MAVERA-Sufi Muhabbet Mesaj Detayi Antoloji.com

Gönderen: Adem Kılıç
Alan:   Grup:MAVERA-Sufi Muhabbet
Tarih: 13.06.2011 14:41
Konu: Yn: Yn: [mavera-sufi-muh..]

'Rü'yet-i Cemalullah'a' kavuşmanın güzelliğini anlayabilirsen anla

Dokuzuncu İşaret: İmân ve muhabbetullâhın neticesi, ehl-i keşif ve tahkikin ittifakıyla, dünyanın bin sene hayat-ı mesûdânesi, bir saatine değmeyen Cennet hayatı ve Cennet hayatının dahi bin senesi, bir saat müşâhedesine değmeyen bir kudsî, münezzeh cemâl ve kemâl sahibi olan Zât-ı Zülcelâlin müşâhedesi, rü'yetidir ki, Haşiye hadîs-i katî ile ve Kur'ân'ın nassıyla sabittir. Hazret-i Süleyman Aleyhisselâm gibi bir muhteşem kemâl ile meşhur bir zâtın rü'yetine iştiyaklı bir merak, Hazret-i Yûsuf Aleyhisselâm gibi bir cemâl ile mümtaz bir zâtın şuhuduna meraklı bir iştiyak, herkes vicdânen hisseder. Acaba, dünyanın bütün mehâsin ve kemâlâtından binler derece yüksek olan Cennetin bütün mehâsin ve kemâlâtı bir cilve-i cemâli ve kemâli olan bir Zâtın rü'yeti, ne kadar mergub, merakâver ve şuhudu ne derece matlûb ve iştiyakâver olduğunu kıyas edebilirsen, et.

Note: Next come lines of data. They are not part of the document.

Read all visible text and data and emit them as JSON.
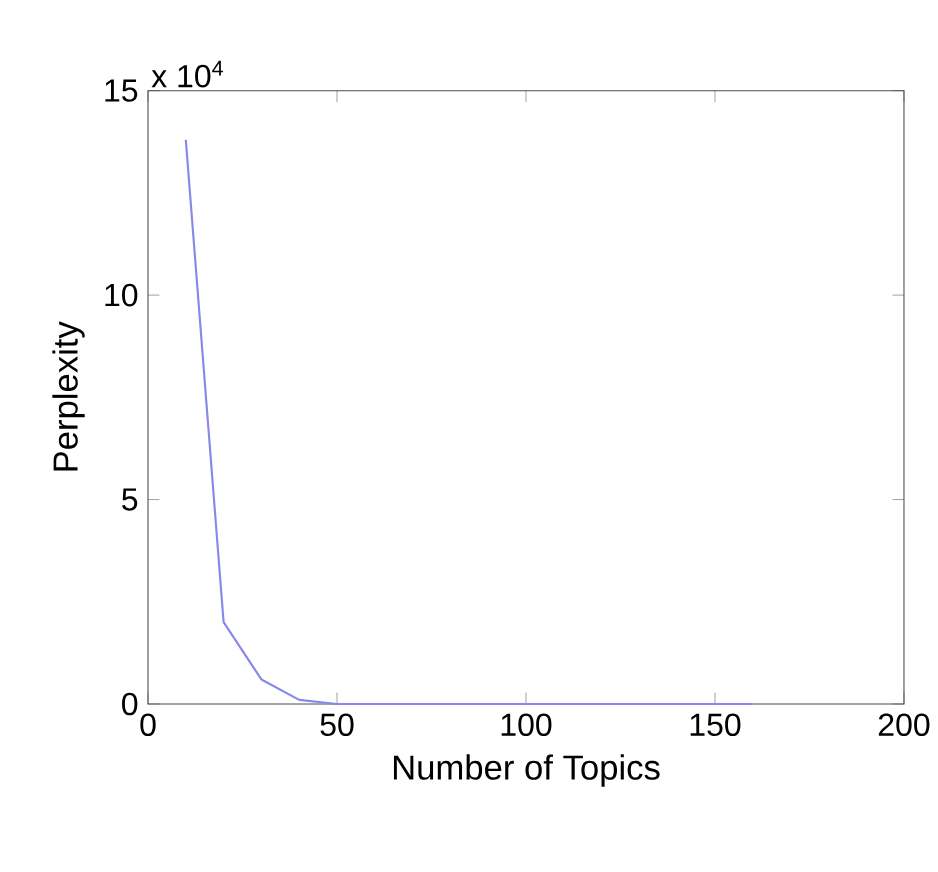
{
  "chart_data": {
    "type": "line",
    "xlabel": "Number of Topics",
    "ylabel": "Perplexity",
    "annotations": [
      "x 10$^{4}$"
    ],
    "x": [
      10,
      20,
      30,
      40,
      50,
      60,
      70,
      80,
      90,
      100,
      110,
      120,
      130,
      140,
      150,
      160
    ],
    "series": [
      {
        "color": "#8888e8",
        "values": [
          13.8,
          2,
          0.6,
          0.1,
          0,
          0,
          0,
          0,
          0,
          0,
          0,
          0,
          0,
          0,
          0,
          0
        ]
      }
    ],
    "xlim": [
      0,
      200
    ],
    "xticks": [
      0,
      50,
      100,
      150,
      200
    ],
    "ylim": [
      0,
      15
    ],
    "yticks": [
      0,
      5,
      10,
      15
    ],
    "grid": false,
    "marker": "none",
    "line_style": "solid"
  }
}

(Allah'ım! Bizi, dünyada Senin sevgin ve bizi Sana ve Senin emrettiğin gibi istikâmetli olmaya yaklaştıracak şeylerin sevgisiyle, âhirette ise rahmetin ve cemâlini bize göstermeğe rızıklandır.)



('Seni her türlü noksandan tenzih ederiz. Senin bize öğrettiğinden başka bizim hiçbir bilgimiz yoktur. Sen herşeyi hakkıyla bilir, her işi hikmetle yaparsın.' Bakara Sûresi: 32.)

(Allah'ım, âlemlere rahmet olarak gönderdiğin Resûlüne, onun bütün âl ve Ashâbına salât ve selâm eyle. âmin.)

Tenbih
Şu Sözün âhirinde uzun tafsilâtı uzun görme. Ehemmiyetine nisbeten kısadır; daha uzun ister.
Bütün Sözlerde konuşan ben değilim. Belki, işârât-ı Kur'âniye nâmına hakikattir. Hakikat ise hak söyler, doğru konuşur. Eğer yanlış bir şey gördünüz; muhakkak biliniz ki, haberim olmadan fikrim karışmış, karıştırmış, yanlış etmiş.

Haşiye: Hadîsin nassıyla, 'O şuhud, bütün lezâiz-i Cennetin o derece fevkındedir ki, onları unutturur ve şuhuddan sonra, ehl-i şuhudun hüsn-ü cemâli o derece fazlalaşır ki, döndükleri vakit, saraylarındaki âileleri çok dikkat ile, zor ile onları tanıyabilirler' hadîste vârid olmuştur.

Lügatçe:
ehl-i keşif ve tahkik: gayb âlemine ait bilinmeyen hakikatleri Cenâb-ı Allah’ın lütfu ve ihsanıyla bilen kimseler-müşâhede: Görme, seyretme-Zât-ı Zülcelal: sonsuz haşmet ve yücelik sahibi Zât, Allah-rü'yet: Cenâb-ı Hakkın cemâlini görme-nass: açık ve kesin hüküm-iştiyak: çok kuvvetli arzu ve istek-şuhud: görme-mehâsin: Güzellikler-cilve-i cemâli ve kemâl: güzellik ve mükemmelliğin yansıması.